From her coded remove Samia hands down warnings tinged with violence: “you can go outside on a hot night and clap, but you won’t get your blood back,” “you’ve mistaken my joy for weakness, baby your mistake, your mistake and it won’t go down easy,” “you keep flashing your angle / do you wanna see mine?” Yet Samia never goes Rambo; her power comes from her sage, assured certainty, like when “you never loved me like you hate me now” lands like a blow, not a sob.
Samia is lurking in the shadows: she can see you and she remembers. But where is she?
The album’s second half finds Samia reckoning with herself. On “Craziest Person,” she sings, “I’d rather hear someone else’s problems / than worry about what I’m supposed to do.” On “Proof,” she pushes friends away by telling them “you don’t know me, bitch.” On “North Poles”: “when you see yourself in someone, how can you look at them?” And on the apotheosis of this theme, “Pants,” her bafflement that a version of herself existed who bought a pair of pants causes her to dissolve entirely. “Wanna see what’s under these Levi’s?

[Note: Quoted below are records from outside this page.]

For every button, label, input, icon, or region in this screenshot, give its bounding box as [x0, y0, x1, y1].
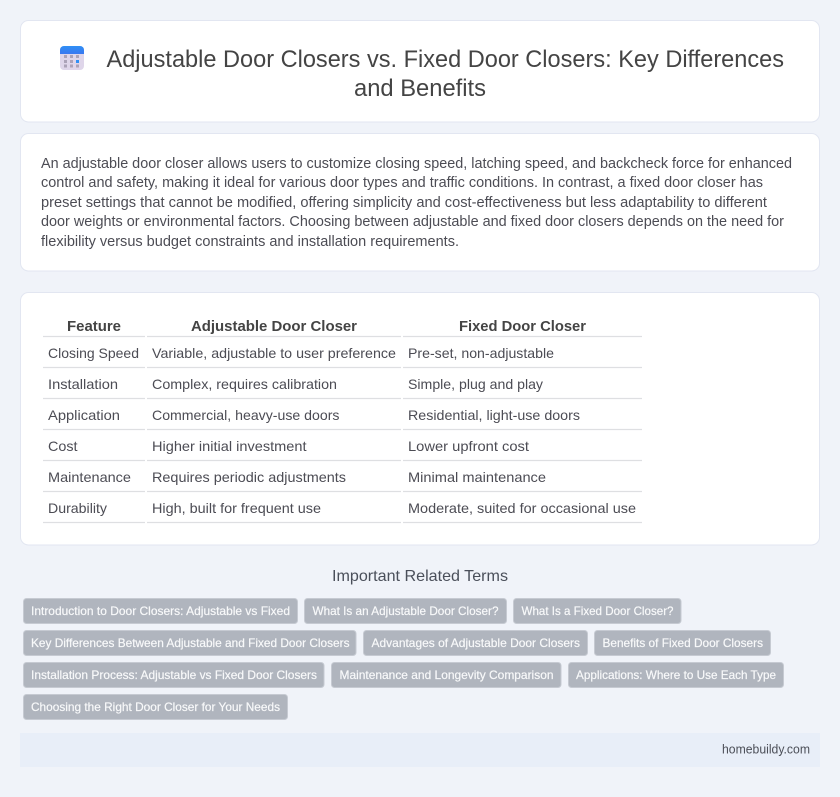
table header row: Adjustable Door Closer — [191, 319, 357, 335]
tag: installation process: Installation Process: Adjustable vs Fixed Door Closers — [31, 668, 317, 682]
tag: key differences — [24, 630, 356, 656]
tag: applications — [568, 662, 784, 688]
table header row: Feature — [67, 319, 121, 335]
row: application: Commercial, heavy-use doors — [152, 407, 340, 423]
tag: introduction: Introduction to Door Closers: Adjustable vs Fixed — [31, 604, 290, 618]
table header row — [43, 319, 642, 336]
row: installation — [43, 376, 642, 398]
footer: homebuildy.com — [722, 742, 810, 756]
row: durability — [43, 500, 642, 522]
title: and Benefits — [354, 75, 486, 102]
description text: An adjustable door closer allows users to customize closing speed, latching speed, and backcheck force for enhanced — [41, 156, 792, 172]
tag: installation process — [24, 662, 324, 688]
footer — [20, 733, 820, 767]
row: maintenance: Minimal maintenance — [408, 469, 546, 485]
row: closing speed: Pre-set, non-adjustable — [408, 345, 554, 361]
tag: fixed definition: What Is a Fixed Door Closer? — [522, 604, 674, 618]
tag: advantages: Advantages of Adjustable Door Closers — [372, 636, 580, 650]
description text — [41, 156, 792, 250]
row: installation: Simple, plug and play — [408, 376, 543, 392]
tag: choosing: Choosing the Right Door Closer for Your Needs — [31, 700, 280, 714]
tag: choosing — [24, 694, 288, 720]
related term tags — [24, 598, 784, 720]
row: closing speed: Variable, adjustable to user preference — [152, 345, 396, 361]
row: maintenance: Maintenance — [48, 469, 131, 485]
panel: description — [20, 134, 820, 271]
row: cost: Higher initial investment — [152, 438, 307, 454]
tag: benefits — [594, 630, 770, 656]
row: application — [43, 407, 642, 430]
description text: preset settings that cannot be modified, offering simplicity and cost-effectiveness but less adaptability to different — [41, 195, 767, 211]
row: durability: Moderate, suited for occasional use — [408, 500, 636, 516]
row: closing speed — [43, 345, 642, 368]
tag: introduction — [24, 598, 298, 624]
description text: door weights or environmental factors. Choosing between adjustable and fixed door closers depends on the need for — [41, 214, 784, 230]
heading: important related terms: Important Related Terms — [332, 568, 508, 585]
row: closing speed: Closing Speed — [48, 345, 139, 361]
row: cost: Lower upfront cost — [408, 438, 529, 454]
row: installation: Installation — [48, 376, 118, 392]
row: maintenance: Requires periodic adjustments — [152, 469, 346, 485]
row: application: Residential, light-use doors — [408, 407, 580, 423]
title — [106, 46, 784, 102]
panel: comparison table — [20, 292, 820, 545]
title: Adjustable Door Closers vs. Fixed Door Closers: Key Differences — [106, 46, 784, 73]
panel: header — [20, 20, 820, 122]
description text: flexibility versus budget constraints and installation requirements. — [41, 234, 459, 250]
table header row: Fixed Door Closer — [459, 319, 586, 335]
tag: adjustable definition — [304, 598, 506, 624]
tag: advantages — [364, 630, 588, 656]
tag: maintenance comparison: Maintenance and Longevity Comparison — [340, 668, 554, 682]
icon: calendar — [60, 46, 84, 70]
row: installation: Complex, requires calibration — [152, 376, 337, 392]
tag: benefits: Benefits of Fixed Door Closers — [602, 636, 763, 650]
row: durability: Durability — [48, 500, 107, 516]
row: cost — [43, 438, 642, 460]
row: durability: High, built for frequent use — [152, 500, 321, 516]
row: application: Application — [48, 407, 120, 423]
description text: control and safety, making it ideal for various door types and traffic conditions. In contrast, a fixed door closer has — [41, 175, 763, 191]
tag: applications: Applications: Where to Use Each Type — [576, 668, 776, 682]
tag: maintenance comparison — [332, 662, 561, 688]
row: cost: Cost — [48, 438, 78, 454]
tag: key differences: Key Differences Between Adjustable and Fixed Door Closers — [31, 636, 350, 650]
row: maintenance — [43, 469, 642, 492]
tag: fixed definition — [514, 598, 681, 624]
tag: adjustable definition: What Is an Adjustable Door Closer? — [312, 604, 499, 618]
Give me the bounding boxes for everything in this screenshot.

I got nothin under these Levi’s.”
In her pain and insecurity Samia aches to disappear into a wisp on a wind—nowhere, impossible, unknowable, untouchable—but her close attention to the material world betrays her love of it. Her power comes from conjuring the minutiae of the horrors: lime Lays, full leeches in her underwear, cigarettes, the memory of the last time she came; even a 24 pack of Miller Lite and a can of biscuits, which she describes in the last track as a sort of communion, a baptism out of the purgatory of the scorned.